As fabric is produced by weaving, knitting, or otherwise knotting independent threads together into one unit, or as discrete histories merge to inform one's holistic identity, so too does Gomes unite the distinct narratives of her materials—ranging from gifted dresses, wedding invitations, pattern books—into one intuitive and singular work. As curator Solange Farkas put it: "The art of Sonia Gomes binds cultural movements and traditions that are somehow related to the affirmation of memory, identity and the transformative power of creation in situations of vulnerability and invisibility."

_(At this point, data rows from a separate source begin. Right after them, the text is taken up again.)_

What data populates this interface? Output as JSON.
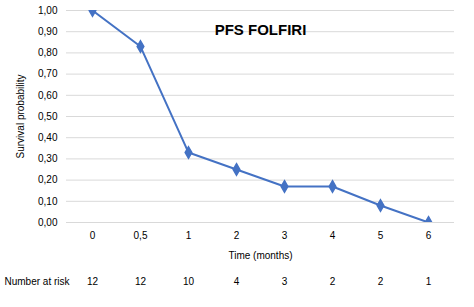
{
  "chart_data": {
    "type": "line",
    "title": "PFS FOLFIRI",
    "x_label": "Time (months)",
    "y_label": "Survival probability",
    "categories": [
      "0",
      "0,5",
      "1",
      "2",
      "3",
      "4",
      "5",
      "6"
    ],
    "values": [
      1.0,
      0.83,
      0.33,
      0.25,
      0.17,
      0.17,
      0.08,
      0.0
    ],
    "color": "#4472c4",
    "marker": "diamond",
    "ylim": [
      0,
      1
    ],
    "yticks": [
      {
        "value": 0,
        "label": "0,00"
      },
      {
        "value": 0.1,
        "label": "0,10"
      },
      {
        "value": 0.2,
        "label": "0,20"
      },
      {
        "value": 0.3,
        "label": "0,30"
      },
      {
        "value": 0.4,
        "label": "0,40"
      },
      {
        "value": 0.5,
        "label": "0,50"
      },
      {
        "value": 0.6,
        "label": "0,60"
      },
      {
        "value": 0.7,
        "label": "0,70"
      },
      {
        "value": 0.8,
        "label": "0,80"
      },
      {
        "value": 0.9,
        "label": "0,90"
      },
      {
        "value": 1,
        "label": "1,00"
      }
    ],
    "grid": true,
    "number_at_risk": {
      "label": "Number at risk",
      "values": [
        12,
        12,
        10,
        4,
        3,
        2,
        2,
        1
      ]
    }
  }
}
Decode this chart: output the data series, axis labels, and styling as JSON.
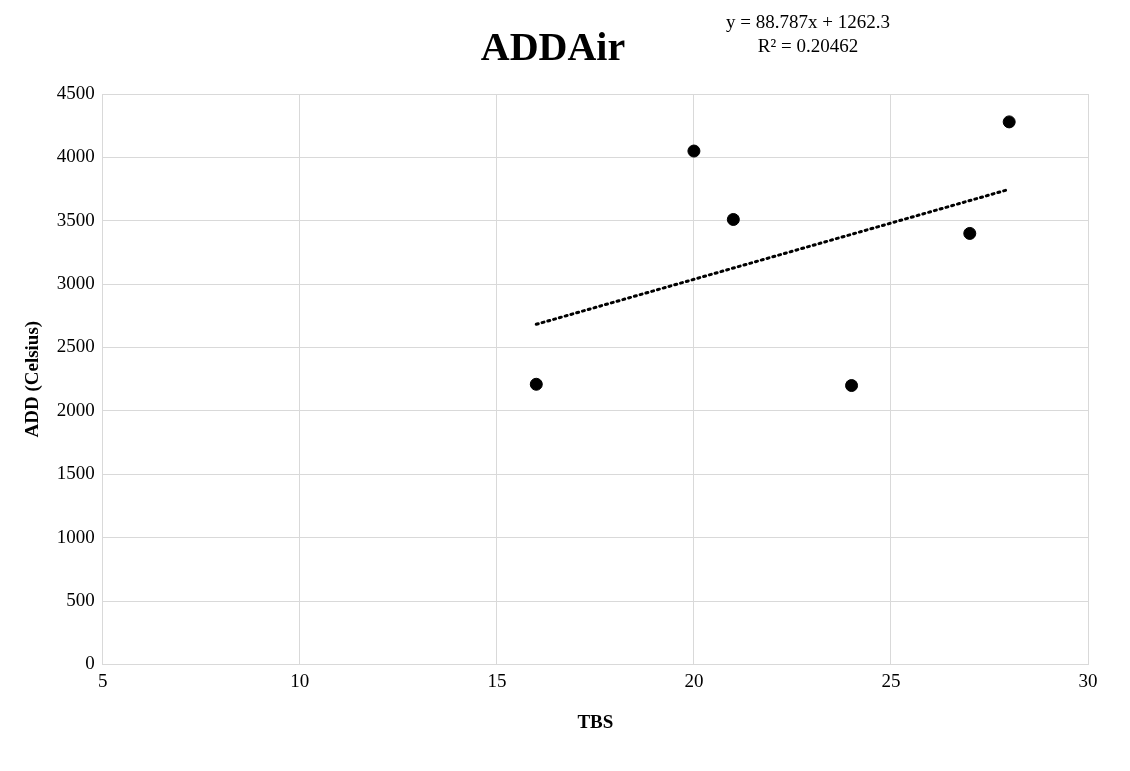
{
  "chart_data": {
    "type": "scatter",
    "title": "ADDAir",
    "xlabel": "TBS",
    "ylabel": "ADD (Celsius)",
    "xlim": [
      5,
      30
    ],
    "xticks": [
      5,
      10,
      15,
      20,
      25,
      30
    ],
    "ylim": [
      0,
      4500
    ],
    "yticks": [
      0,
      500,
      1000,
      1500,
      2000,
      2500,
      3000,
      3500,
      4000,
      4500
    ],
    "grid": true,
    "legend": false,
    "marker": "circle",
    "series": [
      {
        "color": "#000000",
        "x": [
          16,
          20,
          21,
          24,
          27,
          28
        ],
        "values": [
          2210,
          4050,
          3510,
          2200,
          3400,
          4280
        ]
      },
      {
        "type": "line",
        "color": "#000000",
        "line_style": "dotted",
        "marker": "none",
        "x": [
          16,
          28
        ],
        "values": [
          2683,
          3748
        ]
      }
    ],
    "annotations": [
      "y = 88.787x + 1262.3",
      "R² = 0.20462"
    ]
  }
}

Sonia Gomes lives and works in São Paulo. Gomes's first institutional solo exhibition in Europe premiered in 2019, at the Museum Frieder Burda, Salon Berlin and Museum Frieder Burda, Baden-Baden. Her first major institutional solo exhibition in Brazil toured in 2018, at the Museu de Arte de São Paulo and at the Museu de Arte Contemporânea of Rio de Janeiro. Her work has been exhibited in significant institutional group exhibitions such as the Liverpool Biennial, Liverpool, UK (2021); Gwangju Biennale, Gwangju, South Korea (2021); Revival, National Museum of Women in the Arts, Washington, D.C. (2017); New Shamans/Novos Xamãs: Brazilian Artists, Rubell Family Collection, Miami, FL, traveled to the National Museum of Women in the Arts, Washington, D.C. (2016); Revolution in the Making: Abstract Sculpture by Women 1947–2016, Hauser Wirth & Schimmel, Los Angeles, CA (2016); 56th Venice Biennale, Venice, Italy (2015); Art & Textiles—Fabric as Material and Concept in Modern Art, Kunstmuseum Wolfsburg, Wolfsburg, Germany (2013); A Nova Mão Afro-Brasileira, Museu Afro Brasil, São Paulo, Brazil (2013); and Out of Fashion. Textile in International Contemporary Art, Kunsten Museum of Modern Art Aalborg, Aalborg, Denmark (2013). Her work is represented in public collections worldwide including the Museo de Arte Latinoamericano de Buenos Aires, Argentina; Museu Afro Brasil, São Paulo, Brazil; Museu de Arte de São Paulo, Brazil; Museu de Arte do Rio, Rio de Janeiro, Brazil; Muzeum Susch, Zernez, Switzerland; San Antonio Museum of Art, San Antonio, TX; Solomon R. Guggenheim Museum, New York, NY; and the Rubell Family Collection, Miami, FL.